E dopo l’offensiva è tornato a chiedere un cessate il fuoco che dia il via a un nuovo processo di pace tra le parti. Criticando poi il ruolo svolto dalla Turchia al fianco di al-Sarraj: “Queste parti esterne – ha denunciato – lavorano per violare la sovranità dei Paesi arabi, non vogliono la stabilità nella regione e aiutano i movimenti terroristici”.
Tripoli: “Una minaccia alla sicurezza nazionale”
Un intervento diretto dell’Egitto, hanno risposto da Tripoli, minaccerebbe “gravememente” la sicurezza in Libia. “Le dichiarazioni del presidente egiziano al-Sisi, secondo il quale Sirte e Jufra rappresentano una linea rossa da non superare, sono un intervento flagrante negli affari interni libici e io la considero come una chiara dichiarazione di guerra contro la Libia”, ha detto il portavoce militare, generale di brigata Abdel Hady Drah, citato da Libya Al Ahrar. “Le forze armate – ha poi aggiunto – sono determinate a proseguire nel loro cammino e a liberare l’intera regione dalle milizie terroristiche di al-Karama, dai loro mercenari e sostenitori”.
Anche il Parlamento di Tobruk, in una nota, “condanna e denuncia nei termini più forti le dichiarazioni del presidente egiziano Abdel Fattah al-Sisi che ha minacciato di intervenire militarmente in Libia, comportamento considerato una minaccia diretta all’uso della forza e una esplicita confessione dell’intenzione di attaccare la sicurezza e la sovranità della Libia.
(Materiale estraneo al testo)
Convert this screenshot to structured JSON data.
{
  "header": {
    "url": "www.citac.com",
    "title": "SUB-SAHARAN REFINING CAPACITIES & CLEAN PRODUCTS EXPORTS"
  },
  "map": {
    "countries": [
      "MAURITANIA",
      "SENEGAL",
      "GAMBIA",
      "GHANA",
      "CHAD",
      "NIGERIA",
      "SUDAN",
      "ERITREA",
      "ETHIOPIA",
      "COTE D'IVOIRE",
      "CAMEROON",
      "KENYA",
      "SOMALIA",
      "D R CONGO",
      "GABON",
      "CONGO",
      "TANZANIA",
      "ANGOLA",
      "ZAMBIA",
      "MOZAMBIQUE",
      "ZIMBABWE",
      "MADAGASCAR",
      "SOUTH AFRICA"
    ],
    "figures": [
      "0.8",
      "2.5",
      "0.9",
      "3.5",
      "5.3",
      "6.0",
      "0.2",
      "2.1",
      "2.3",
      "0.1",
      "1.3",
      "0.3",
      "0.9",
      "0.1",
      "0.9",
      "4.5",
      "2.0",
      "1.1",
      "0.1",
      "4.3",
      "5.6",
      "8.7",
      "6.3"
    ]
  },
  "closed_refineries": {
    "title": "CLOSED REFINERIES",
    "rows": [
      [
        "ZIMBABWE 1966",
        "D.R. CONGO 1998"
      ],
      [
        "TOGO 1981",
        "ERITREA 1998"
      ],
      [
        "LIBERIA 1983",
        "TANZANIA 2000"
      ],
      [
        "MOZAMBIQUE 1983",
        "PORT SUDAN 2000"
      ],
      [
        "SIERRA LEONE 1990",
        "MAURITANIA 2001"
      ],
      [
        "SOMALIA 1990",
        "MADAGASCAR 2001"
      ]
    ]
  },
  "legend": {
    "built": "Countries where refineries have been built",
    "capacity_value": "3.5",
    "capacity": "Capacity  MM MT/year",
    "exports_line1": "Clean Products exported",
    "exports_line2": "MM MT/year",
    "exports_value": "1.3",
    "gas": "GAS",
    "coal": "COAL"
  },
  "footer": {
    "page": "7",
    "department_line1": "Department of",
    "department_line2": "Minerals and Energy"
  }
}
Il discorso del presidente egiziano, che pochi giorni fa si è presentato come mediatore di pace, è pieno di affermazioni false“.
Il ministro degli esteri egiziano frena: “Intervento è ultima opzione”
Dopo le dure reazioni da parte del Gna e dei suoi sostenitori, il ministro degli Esteri del Cairo, Sameh Shoukry, precisa che un eventuale intervento militare dell’Egitto in Libia sarebbe “l’ultima opzione per preservare la sua sicurezza”. In un’intervista alla tv al-Arabiya, Shoukry ha affermato che l’Egitto si sta coordinando con gli attori regionali e internazionali: “Noi respingiamo il tentativo della Turchia di espandersi in Libia”, ha affermato.